California Waives Public Health Inspections for Street Food

Numerous street vendors and restaurants must rename hotdogs or risk being refused a halal
AFP

California on Thursday allowed cities and counties to waive public health laws to allow the sale of up to $50,000 a year of food prepared by unregulated home and mobile kitchens.

Despite uniform opposition from California counties and public authorities that tainted food already sickens 48 million Americans each year, Gov. Brown signed AB-626: ‘California Retail Food Code: Microenterprise Home Kitchen Operations’ that allows local government to permit “microenterprise home kitchens” selling food to consumers.

The bill limits sales to home kitchen sales to 30 individual meals per day, 60 individual meals per week, and no more than $50,000 in verifiable gross annual sales.

California passed AB-161: ‘Cottage Food Act’ in 2012 to allow a health a regulatory exemption for limited home sales of non-perishable foods, such as granola and jams. But restrictions generated a campaign claiming that CFA discriminated against cooks independently benefiting from their labor, skills and limited resources to prepare meals in private homes to sell to the public, such as street tamales.
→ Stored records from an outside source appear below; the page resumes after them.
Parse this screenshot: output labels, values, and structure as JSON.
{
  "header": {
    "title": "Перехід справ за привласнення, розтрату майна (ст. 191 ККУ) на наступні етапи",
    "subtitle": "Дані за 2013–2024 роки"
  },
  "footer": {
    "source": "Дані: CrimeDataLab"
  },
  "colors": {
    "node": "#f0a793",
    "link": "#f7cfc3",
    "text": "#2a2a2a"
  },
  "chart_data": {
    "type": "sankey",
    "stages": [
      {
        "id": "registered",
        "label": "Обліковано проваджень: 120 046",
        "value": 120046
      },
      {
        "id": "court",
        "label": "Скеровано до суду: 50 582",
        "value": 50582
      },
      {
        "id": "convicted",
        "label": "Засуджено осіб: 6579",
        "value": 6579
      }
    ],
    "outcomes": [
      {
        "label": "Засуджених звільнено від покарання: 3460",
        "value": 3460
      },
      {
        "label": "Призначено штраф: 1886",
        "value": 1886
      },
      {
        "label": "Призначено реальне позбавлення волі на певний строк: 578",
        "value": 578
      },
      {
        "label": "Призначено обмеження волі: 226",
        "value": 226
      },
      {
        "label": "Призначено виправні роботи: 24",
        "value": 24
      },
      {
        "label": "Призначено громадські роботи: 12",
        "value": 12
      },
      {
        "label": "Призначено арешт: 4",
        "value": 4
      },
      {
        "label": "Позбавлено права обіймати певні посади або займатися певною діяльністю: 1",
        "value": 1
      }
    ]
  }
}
Oakland home cooking start-up Josephine, supposedly “founded by home cooks and labor justice advocates,” began a campaign in October 2015 named ‘C.O.O.K. Alliance’ to convince California’s Legislature to legalize small-scale “informal” home food kitchens and food incubators by allowing formalizing of operations into legitimate businesses.

California restaurants and grocery store sales have been governed by the California Retail Food Safety Coalition, a broad-based coalition of federal, state, and local regulators and the retail food industry. Regulations are modeled after U.S. Food and Drug Administration’s scientific and evidence-based Model Food Code practices.

County and city Environmental Health Directors are the primary enforcement agents for CRFC and focus their food facility inspections on minimizing food-borne illness risks. EHD’s charge inspection fees ranging from $150 to $750, depending on facility size.

The AB-626 advocates promised home kitchens would only serve end customers, be available for inspections, and follow health, training, and sanitation standards.

But the California Legislative Analyst reported unanimous public health opposition from the California State Associations of Urban and Rural Counties, County Health Executives Association, and the Health Officers Association of California.

Opponents expressed strong concerns regarding potentially hazardous food prepared in home kitchens, including lack of staff training and no assurance of appropriate hot and cold temperature controls. Officials were especially worried about hazards, wastewater controls and the exponential risk of the spread of pathogens.

But the C.O.O.K. Alliance gathered 65,000 signatures to a petition calling for home cooked food legalization, organized 2,000 calls to legislators. But AB-626 advocates also signed up over 100 organizational co-sponsors including Airbnb; Border Grill Restaurants & Catering; California Asian Pacific Chamber of Commerce; California Hispanic Chamber of Commerce; Coalition for Humane Immigrant Rights; Community Food and Justice Coalition; Crowdfund Better; Law and Policy Clinic, Harvard Law School; The Big Girls Food Blog; The University Neighborhood Association; UC Davis Student Housing and Dining; and Women’s Foundation of California.